Re: Index Scans become Seq Scans after VACUUM ANALYSE

From: Lincoln Yeoh <lyeoh(at)pop(dot)jaring(dot)my>
To: mlw <markw(at)mohawksoft(dot)com>, Bruce Momjian <pgman(at)candle(dot)pha(dot)pa(dot)us>
Cc: Tom Lane <tgl(at)sss(dot)pgh(dot)pa(dot)us>, Andrew Sullivan <andrew(at)libertyrms(dot)info>, PostgreSQL-development <pgsql-hackers(at)postgresql(dot)org>
Subject: Re: Index Scans become Seq Scans after VACUUM ANALYSE
Date: 2002-04-20 04:10:23
Message-ID: 5.1.0.14.1.20020420113553.02ff6740@192.228.128.13
Views: Raw Message | Whole Thread | Download mbox | Resend email
Thread:
Lists: pgsql-hackers

At 10:48 AM 4/18/02 -0400, mlw wrote:
>Bruce Momjian wrote:
> >
> > Have you tried reducing 'random_page_cost' in postgresql.conf.
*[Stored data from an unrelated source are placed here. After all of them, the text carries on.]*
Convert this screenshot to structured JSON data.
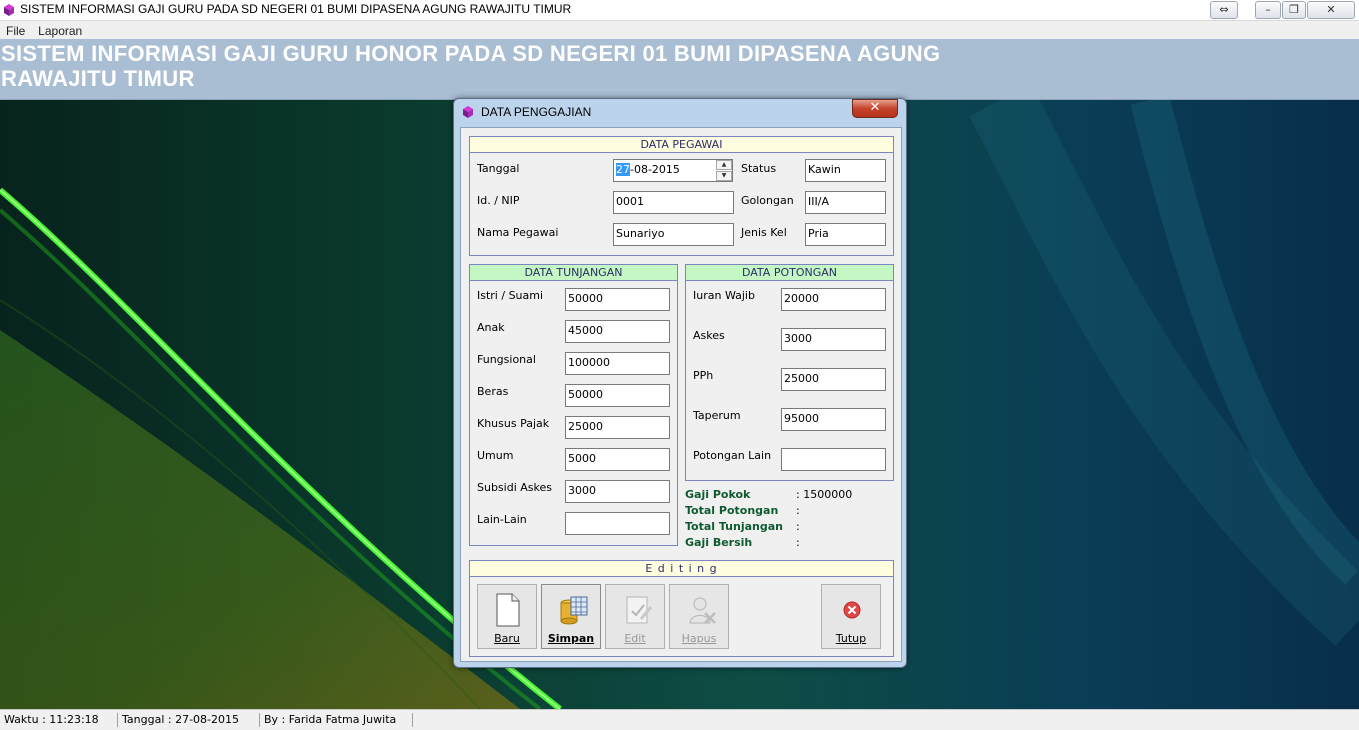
{
  "window": {
    "title": "SISTEM INFORMASI GAJI GURU PADA SD NEGERI 01 BUMI DIPASENA AGUNG RAWAJITU TIMUR",
    "close_label": "✕",
    "restore_label": "❐",
    "minimize_label": "–",
    "extra_label": "⇔"
  },
  "menu": {
    "items": [
      "File",
      "Laporan"
    ]
  },
  "banner": {
    "line1": "SISTEM INFORMASI GAJI GURU HONOR PADA SD NEGERI 01 BUMI DIPASENA AGUNG",
    "line2": "RAWAJITU TIMUR"
  },
  "dialog": {
    "title": "DATA PENGGAJIAN",
    "close_label": "✕",
    "pegawai": {
      "header": "DATA PEGAWAI",
      "tanggal_label": "Tanggal",
      "tanggal_value_sel": "27",
      "tanggal_value_rest": "-08-2015",
      "nip_label": "Id. / NIP",
      "nip_value": "0001",
      "nama_label": "Nama Pegawai",
      "nama_value": "Sunariyo",
      "status_label": "Status",
      "status_value": "Kawin",
      "golongan_label": "Golongan",
      "golongan_value": "III/A",
      "jenis_label": "Jenis Kel",
      "jenis_value": "Pria"
    },
    "tunjangan": {
      "header": "DATA TUNJANGAN",
      "rows": [
        {
          "label": "Istri / Suami",
          "value": "50000"
        },
        {
          "label": "Anak",
          "value": "45000"
        },
        {
          "label": "Fungsional",
          "value": "100000"
        },
        {
          "label": "Beras",
          "value": "50000"
        },
        {
          "label": "Khusus Pajak",
          "value": "25000"
        },
        {
          "label": "Umum",
          "value": "5000"
        },
        {
          "label": "Subsidi Askes",
          "value": "3000"
        },
        {
          "label": "Lain-Lain",
          "value": ""
        }
      ]
    },
    "potongan": {
      "header": "DATA POTONGAN",
      "rows": [
        {
          "label": "Iuran Wajib",
          "value": "20000"
        },
        {
          "label": "Askes",
          "value": "3000"
        },
        {
          "label": "PPh",
          "value": "25000"
        },
        {
          "label": "Taperum",
          "value": "95000"
        },
        {
          "label": "Potongan Lain",
          "value": ""
        }
      ]
    },
    "summary": {
      "gaji_pokok_label": "Gaji Pokok",
      "gaji_pokok_value": ": 1500000",
      "total_potongan_label": "Total Potongan",
      "total_potongan_value": ":",
      "total_tunjangan_label": "Total Tunjangan",
      "total_tunjangan_value": ":",
      "gaji_bersih_label": "Gaji Bersih",
      "gaji_bersih_value": ":"
    },
    "editing": {
      "header": "E d i t i n g",
      "baru": "Baru",
      "simpan": "Simpan",
      "edit": "Edit",
      "hapus": "Hapus",
      "tutup": "Tutup"
    }
  },
  "statusbar": {
    "waktu": "Waktu  :  11:23:18",
    "tanggal": "Tanggal  :  27-08-2015",
    "by": "By : Farida Fatma Juwita"
  },
  "colors": {
    "banner": "#a9bdd3",
    "group_border": "#7a86c2",
    "header_pegawai": "#fffde0",
    "header_tunjangan": "#c4f7c4",
    "summary_text": "#0e5a2f",
    "dialog_frame": "#bcd3ec"
  }
}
That
> > should solve most of your problems if you would like more index scans.
>
>My random page cost is 1 :-)

What happens when you set random page cost to 1? Between an index scan of
50% of a table and a full table scan which would the optimizer pick? With
it at 1, what percentage would be the switchover point?

Because I'm thinking that for _repeated_ queries when there is caching the
random page cost for "small" selections may be very low after the first
very costly select (may not be that costly for smart SCSI drives). So
selecting 10% of a table randomly may not be that costly after the first
select. Whereas for sequential scans 100% of the table must fit in the
cache. If the cache is big enough then whichever results in selecting less
should be faster ( noting that typically sequential RAM reads are faster
than random RAM reads ). If the cache is not big enough then selecting less
may be better up till the point where the total amount repeatedly selected
cannot be cached, in which case sequential scans should be better. This is
of course for queries in serial, not queries in parallel. How would one
take these issues into account in an optimizer?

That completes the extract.